Luke warf mir dabei einen Blick zu, den ich nicht ganz deuten konnte. In dem Moment kamen wir wieder unten an und der Securitymann öffnete uns die Tür zum Aussteigen, sodass ich Luke nicht darauf ansprach. Stattdessen gingen wir alle gemeinsam in den Backstagebereich, in dem wir uns trennten, da Mary und ich ein wenig networken wollten (und mussten). 5SOS hingegen bestellten sich bereits wieder ihr erstes Bier.
Für die große Party, die hier heute Abend stattfinden sollte, musste noch umgebaut werden, weshalb wir alle am frühen Abend rausgeschmissen wurden und uns auf den Rückweg ins Hotel machten.

Im Hotel angekommen, sprangen Mary und ich schnell unter die Dusche, bevor wir uns in meinem Zimmer trafen, um uns gemeinsam zu schminken und dabei zu unterhalten.

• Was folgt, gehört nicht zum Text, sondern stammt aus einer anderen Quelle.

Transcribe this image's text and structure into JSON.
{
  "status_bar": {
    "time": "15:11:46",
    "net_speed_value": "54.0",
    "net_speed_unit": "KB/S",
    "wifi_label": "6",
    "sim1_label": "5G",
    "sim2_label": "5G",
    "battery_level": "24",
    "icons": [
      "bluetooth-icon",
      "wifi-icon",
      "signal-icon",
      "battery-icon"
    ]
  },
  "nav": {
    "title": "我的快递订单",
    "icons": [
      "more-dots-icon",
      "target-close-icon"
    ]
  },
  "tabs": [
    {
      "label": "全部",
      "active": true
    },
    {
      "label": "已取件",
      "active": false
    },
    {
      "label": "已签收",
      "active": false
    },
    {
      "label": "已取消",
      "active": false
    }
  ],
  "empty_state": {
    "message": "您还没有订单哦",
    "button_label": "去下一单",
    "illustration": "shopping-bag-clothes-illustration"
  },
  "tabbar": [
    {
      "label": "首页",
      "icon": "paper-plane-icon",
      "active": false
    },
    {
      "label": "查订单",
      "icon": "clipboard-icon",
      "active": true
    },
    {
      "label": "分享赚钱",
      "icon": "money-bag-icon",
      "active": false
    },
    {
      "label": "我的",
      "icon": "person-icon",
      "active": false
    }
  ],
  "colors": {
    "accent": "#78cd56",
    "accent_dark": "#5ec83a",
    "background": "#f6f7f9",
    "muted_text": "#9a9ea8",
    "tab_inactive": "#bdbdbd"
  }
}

„So, Girl, willst du mir jetzt verraten, warum ich nichts von diesem Kuss wusste?", kam Mary direkt auf den Punkt, kaum dass sie auf meinem Bett saß.
„Ich hab Luke versprochen, dass ich es niemandem sage", erklärte ich ihr ehrlich.
„Hast du ihn geküsst oder er dich?"
„Er mich", sagte ich, „und gestern Abend noch mal."
„WAS?", rief Mary laut.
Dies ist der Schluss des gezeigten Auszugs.